Pulp writers in the 1930s and earlier (and some later) had a problem when writing some stories: The hero would occasionally need to disguise himself perfectly as a specific other person, but they couldn't say that the hero was wearing makeup, because that wasn't manly. Pulp heroines (of which a few did exist) could get away with having such brilliant makeup skills that they could appear to be a completely different person with just a wig, different clothes, and the contents of their purse, but male heroes had to also be paragons of era-appropriate manliness. Some used specially made rubber masks, others donned 'an actor's greasepaint' (which was a form of makeup, yes, but they didn't call it makeup, which apparently made all the difference to some pulp magazine editors - and anyway, you wouldn't call Lon Chaney or Clark Gable unmanly), but a few did something a lot stranger: Through training in the Mysterious Orient, they possessed the discipline to contort their facial muscles such that they appeared to be someone else (like the scientists the bad guys want to kidnap, or the thug he just knocked out and tied up). Superman, who had previously used the greasepaint dodge, demostrated the ability to 'contort his plastic features' in the 1940s, at one point, IIRC, making his face look like a stylised tribal idol (like a tiki mask, or something weirder). The most recent use I can think of was in a movie from 1987 called Innerspace, where a guy in a miniaturized one-man submarine uses electric shocks to disguise a store clerk as a guy with a different complexion, build, and height (it was a comedy).

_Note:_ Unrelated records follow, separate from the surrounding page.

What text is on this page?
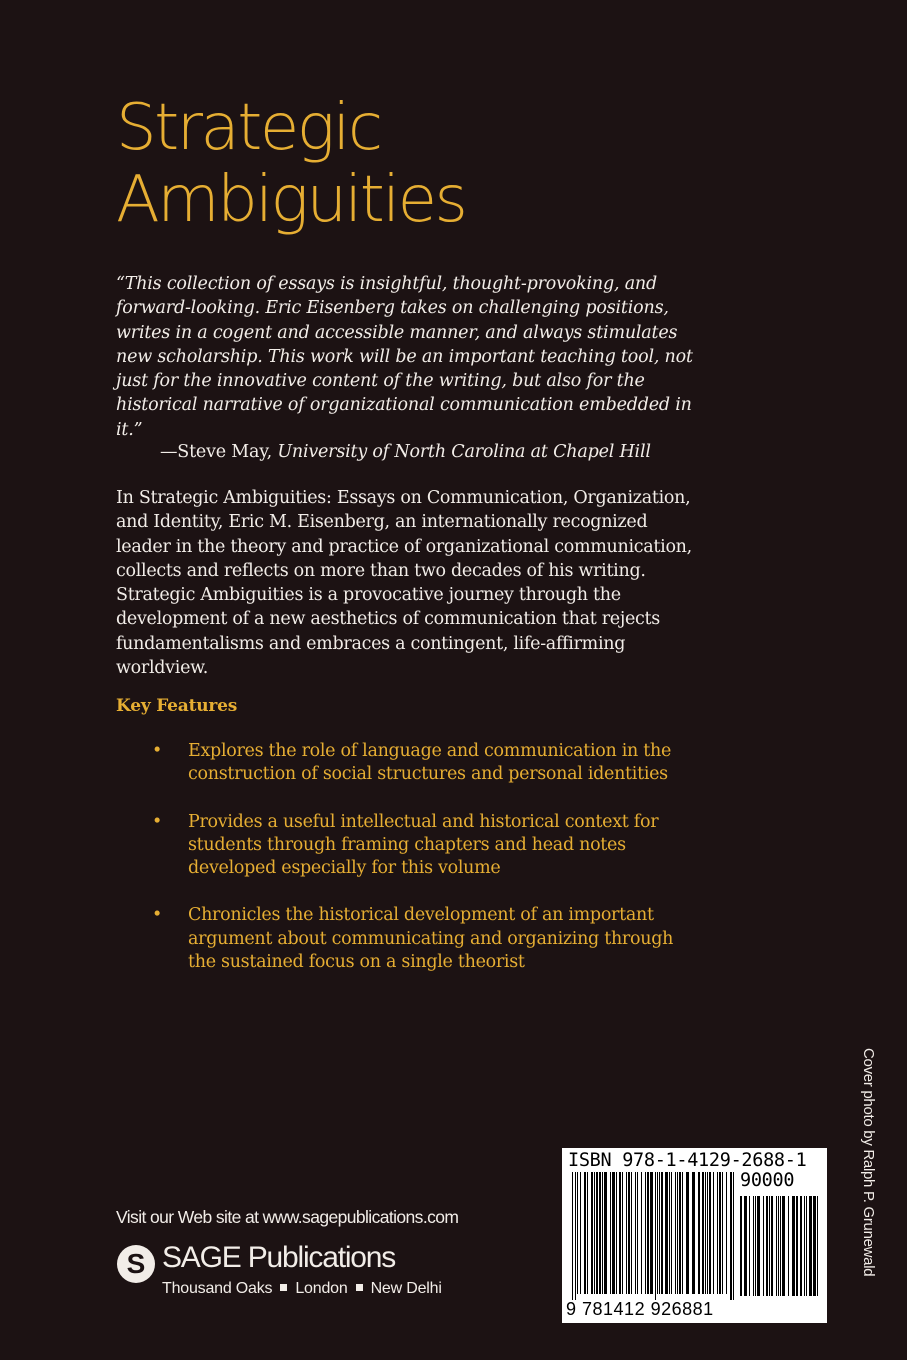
Strategic
Ambiguities

“This collection of essays is insightful, thought-provoking, and forward-looking. Eric Eisenberg takes on challenging positions, writes in a cogent and accessible manner, and always stimulates new scholarship. This work will be an important teaching tool, not just for the innovative content of the writing, but also for the historical narrative of organizational communication embedded in it.”

—Steve May, University of North Carolina at Chapel Hill

In Strategic Ambiguities: Essays on Communication, Organization, and Identity, Eric M. Eisenberg, an internationally recognized leader in the theory and practice of organizational communication, collects and reflects on more than two decades of his writing. Strategic Ambiguities is a provocative journey through the development of a new aesthetics of communication that rejects fundamentalisms and embraces a contingent, life-affirming worldview.

Key Features
• Explores the role of language and communication in the construction of social structures and personal identities
• Provides a useful intellectual and historical context for students through framing chapters and head notes developed especially for this volume
• Chronicles the historical development of an important argument about communicating and organizing through the sustained focus on a single theorist
Cover photo by Ralph P. Grunewald
ISBN 978-1-4129-2688-1
90000
9 781412 926881
Visit our Web site at www.sagepublications.com
S SAGE Publications
Thousand Oaks London New Delhi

It seems to me that both versions would be Morph with something like the Cosmetic limitation, but limited to the face. For the more normal version, it would also be limited to humans with a similar complexion to the user, as while you could us it to make your skin paler or ruddier, actually becoming more or less tan would require either makeup, a different justification, or a Silly setting. The less normal version, as in Superman and Innerspace, would just be Face Only Cosmetic Morphing without any additional limitations (in fact, the Innerspace version might be Cosmetic Morph without Face Only, but in the movie the only thing he said he was changing was the face).

The question is, how big of a limitation on Morph is Face Only, and how much does 'Humans with similar complexion Only' add to it?